High school text-books tell us that the optimum angle for projectile motion is
45 degrees. However, in many sports disciplines it is rather found that one
can throw a ball, spear etc farther if the angle is closer to 30 degrees. The
aim of this project is to numerically investigate your favorite (or most
hated) sports discipline, and include realistic effects such as air
resistance. The parks of Lund will serve as crucial testing places for the
modeling and numerical results.
More details
You will learn: Numerically solving ordinary
differential equations.
Suggested reading:
G&N chapters 1,2, appendix A.
What is the best way keeping by beer cold?
Drinking beer is doing physics. Imagine you want to keep your beer cold during
a hot summer's day - the transport of heat in your beverage is described by
the heat equation. In this project your objective is to numerically
investigate different ways of keeping a enjoyable temperature of your beer.
More details
You will learn: Numerically solving partial
differential equations.
Suggested reading: G&N chapters 5,6,10 (note
that the heat equation is the same as the Schrödinger equation in
imaginary time).
Reaction-diffusion - vicious walkers
Many processes requires molecules to meet and react. How long does this take?
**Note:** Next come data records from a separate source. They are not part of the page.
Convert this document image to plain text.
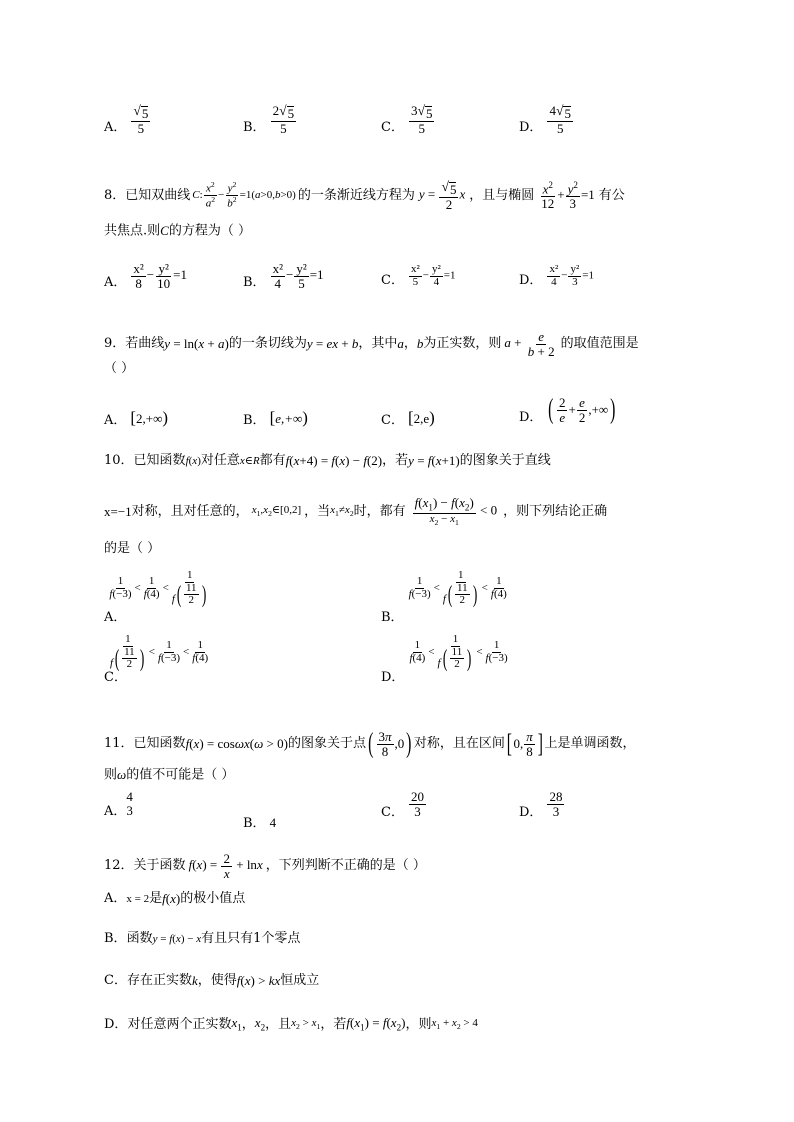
A． $\frac{√ 5}{5}$	B． $\frac{2 √ 5}{5}$	C． $\frac{3 √ 5}{5}$	D． $\frac{4 √ 5}{5}$
8． 已知双曲线 C: $\frac{x^2}{a^2} - \frac{y^2}{b^2} =1(a>0,b>0)$ 的一条渐近线方程为 $y = \frac{√ 5}{2}$ x ，且与椭圆 $\frac{x^2}{12} + \frac{y^2}{3} =1$ 有公
共焦点.则C的方程为（ ）
A． $\frac{\text{x²}}{8} - \frac{\text{y²}}{10} =1$
B． $\frac{\text{x²}}{4} - \frac{\text{y²}}{5} =1$	C． $\frac{\text{x²}}{5} - \frac{\text{y²}}{4} =1$	D． $\frac{\text{x²}}{4} - \frac{\text{y²}}{3} =1$
9． 若曲线 y = ln(x + a) 的一条切线为 y = ex + b ，其中 a ， b 为正实数，则 $a + \frac{e}{b + 2}$ 的取值范围是
（ ）
A． [2,+∞)	B． [e,+∞)	C． [2,e)	D． ( $\frac{2}{e} + \frac{e}{2}$ , +∞ )
10． 已知函数 f(x) 对任意 x∈R 都有 f(x+4) = f(x) − f(2) ，若 y = f(x+1) 的图象关于直线
x=−1 对称，且对任意的， $x_1,x_2\in[0,2]$ ，当 $x_1\ne x_2$ 时，都有 $\frac{f(x_1) - f(x_2)}{x_2 - x_1} < 0$ ，则下列结论正确
的是（ ）
A．
$\frac{1}{f(-3)} < \frac{1}{f(4)} < \frac{1}{f ( \frac{11}{2} )}$
B．
$\frac{1}{f(-3)} < \frac{1}{f ( \frac{11}{2} )} < \frac{1}{f(4)}$
C．
$\frac{1}{f ( \frac{11}{2} )} < \frac{1}{f(-3)} < \frac{1}{f(4)}$
D．
$\frac{1}{f(4)} < \frac{1}{f ( \frac{11}{2} )} < \frac{1}{f(-3)}$
11． 已知函数 f(x) = cosωx(ω > 0) 的图象关于点 ( $\frac{3\pi}{8} ,0$ ) 对称，且在区间 [ 0, $\frac{\pi}{8}$ ] 上是单调函数，
则ω的值不可能是（ ）
A．
4
3
B． 4
C． $\frac{20}{3}$	D． $\frac{28}{3}$
12． 关于函数 $f(x) = \frac{2}{x} + \ln x$ ，下列判断不正确的是（ ）
A． x = 2 是 f(x) 的极小值点
B． 函数 y = f(x) − x 有且只有1个零点
C． 存在正实数 k ，使得 f(x) > kx 恒成立
D． 对任意两个正实数 $x_1$ ， $x_2$ ，且 $x_2 > x_1$ ，若 $f(x_1) = f(x_2)$ ，则 $x_1 + x_2 > 4$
In this project the aim is to, as a model for chemical reactions, simulate
random walkers in a box which kill each other (vicious walkers) whenever they
meet. How will the density of particles decay with time in such a system? For
realistic chemical reactions, not every encounter results in a reaction - you
may therefore want consider a finite probability for an encounter to result in
death. Or, perhaps there are many different types of particles? Feel free to
explore different scenarios.
More
details
You will learn: Simulating stochastic processes.
Suggested reading: G&N chapter 7, appendix
F and G.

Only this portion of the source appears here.